To date, the state is down 30,000 jobs. Or maybe 35,000, depending on what figure Colgan is using on any given day.

In the Portland Press Herald that same month, Colgan predicted an uptick in consumer confidence in the spring of 2009, with the credit market righting itself by early 2010.

Still waiting.

In January 2009, Mainebiz quoted him as saying, “I don’t see much of a turnaround in 2009, but the worst will be over by the end of 2009.”

Pay your mortgage with that.

In June 2009, he told the Press Herald, that it was now “the best time in years” to start a retail business.

No annoying customers, so you’d save the time and effort that would otherwise have to be devoted to waiting on them.

In November 2009, Colgan admitted to a legislative committee that he’d been a bit too bullish in his earlier estimates of the recession’s severity. But he said he wouldn’t be making that mistake again.

“The good news is,” he said, “the worst of it is over.”

The bad news is it was Colgan saying that.

As the economic malaise lingered into 2010, many experts, such as University of Maine vice chancellor Jim Breece (a member of Colgan’s commission), revised their guesses and began predicting it could take four or five years for the state’s economy to return to pre-recession levels.

Here’s Colgan’s opinion, as told to the Capitol News Service in January: “We don’t think that the economy fell as much in 2009 as we previously thought, and we think the economy may grow a tad faster in 2010 than we previously thought.”

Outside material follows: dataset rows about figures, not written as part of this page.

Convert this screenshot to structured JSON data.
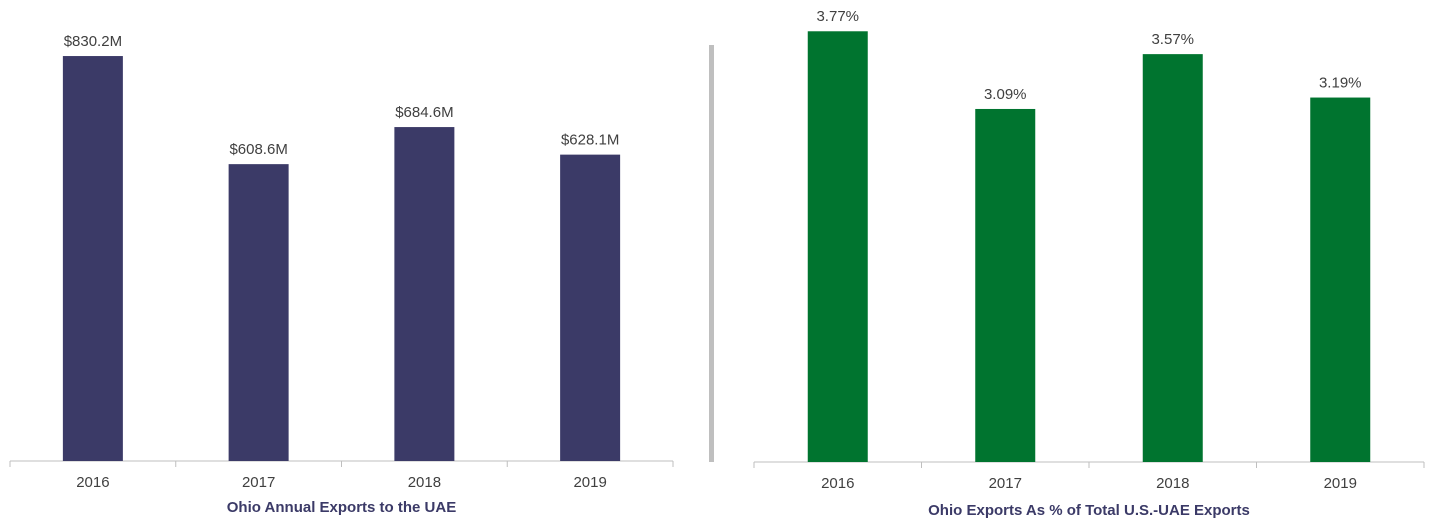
{
  "chart_data": [
    {
      "type": "bar",
      "title": "Ohio Annual Exports to the UAE",
      "categories": [
        "2016",
        "2017",
        "2018",
        "2019"
      ],
      "values": [
        830.2,
        608.6,
        684.6,
        628.1
      ],
      "value_labels": [
        "$830.2M",
        "$608.6M",
        "$684.6M",
        "$628.1M"
      ],
      "color": "#3b3a67",
      "ylim": [
        0,
        900
      ]
    },
    {
      "type": "bar",
      "title": "Ohio Exports As % of Total U.S.-UAE Exports",
      "categories": [
        "2016",
        "2017",
        "2018",
        "2019"
      ],
      "values": [
        3.77,
        3.09,
        3.57,
        3.19
      ],
      "value_labels": [
        "3.77%",
        "3.09%",
        "3.57%",
        "3.19%"
      ],
      "color": "#00742f",
      "ylim": [
        0,
        4
      ]
    }
  ]
}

Throughout this year, Colgan has continued to make delusional happy noises. In May, he told Capitol News, “The data that we can look at on a month-to-month basis has been pretty consistent in showing an upward trend, but also pretty consistent in showing a slow recovery to pre-recession levels.”

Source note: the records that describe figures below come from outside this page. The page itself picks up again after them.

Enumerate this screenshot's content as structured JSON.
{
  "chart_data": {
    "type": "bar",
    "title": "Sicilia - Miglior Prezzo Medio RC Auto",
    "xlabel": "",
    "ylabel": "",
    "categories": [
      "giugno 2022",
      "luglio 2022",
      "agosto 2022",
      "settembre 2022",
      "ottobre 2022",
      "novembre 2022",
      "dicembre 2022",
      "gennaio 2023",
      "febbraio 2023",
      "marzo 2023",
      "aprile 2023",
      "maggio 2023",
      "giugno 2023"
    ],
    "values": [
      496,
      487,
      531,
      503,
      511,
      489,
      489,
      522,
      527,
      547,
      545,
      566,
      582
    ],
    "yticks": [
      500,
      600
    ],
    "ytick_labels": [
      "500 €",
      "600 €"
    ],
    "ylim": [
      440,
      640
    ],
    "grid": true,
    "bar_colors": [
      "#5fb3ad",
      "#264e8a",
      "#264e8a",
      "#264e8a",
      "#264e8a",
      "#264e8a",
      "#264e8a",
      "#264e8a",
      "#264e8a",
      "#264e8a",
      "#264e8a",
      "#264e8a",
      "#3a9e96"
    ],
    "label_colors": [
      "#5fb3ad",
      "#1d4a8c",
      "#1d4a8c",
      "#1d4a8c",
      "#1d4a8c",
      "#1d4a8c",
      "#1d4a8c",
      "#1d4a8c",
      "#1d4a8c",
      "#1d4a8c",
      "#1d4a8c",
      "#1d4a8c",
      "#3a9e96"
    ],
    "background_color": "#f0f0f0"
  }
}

That would happen in late 2012, he predicted.

A few days later in the Press Herald, he moved the date to early 2013.

In August, the same paper quoted him as hedging his bets. It might be a little later than that, he said.

Late last year, the feds revised the way they gather the economic data on which Colgan and company rely for their forecasts. All of a sudden, Colgan – who, as noted four paragraphs ago, had been referring to those figures as “pretty consistent” – started claiming they were too volatile and unreliable to construct accurate economic forecasts.

Not that his use of the old methodology had produced a lot of accurate economic forecasts.

Nevertheless, I’m willing to give Colgan the benefit of the doubt, because when it comes to federal figures, the fudge factor frequently fouls up the facts. Or as Indiana University Professor Eric Leeper told Federal Reserve officials last week (according to a story in the McClatchy Newspapers), U.S. fiscal policy is “politically confused and paralyzed.”

Colgan may be inept, inaccurate and insufficiently forthcoming about his shortcomings, but it would be unfair to blame him for statistical errors churned out by inept, inaccurate and insufficiently forthcoming feds.

From now on, it’s not his fault if he continues to be consistently wrong.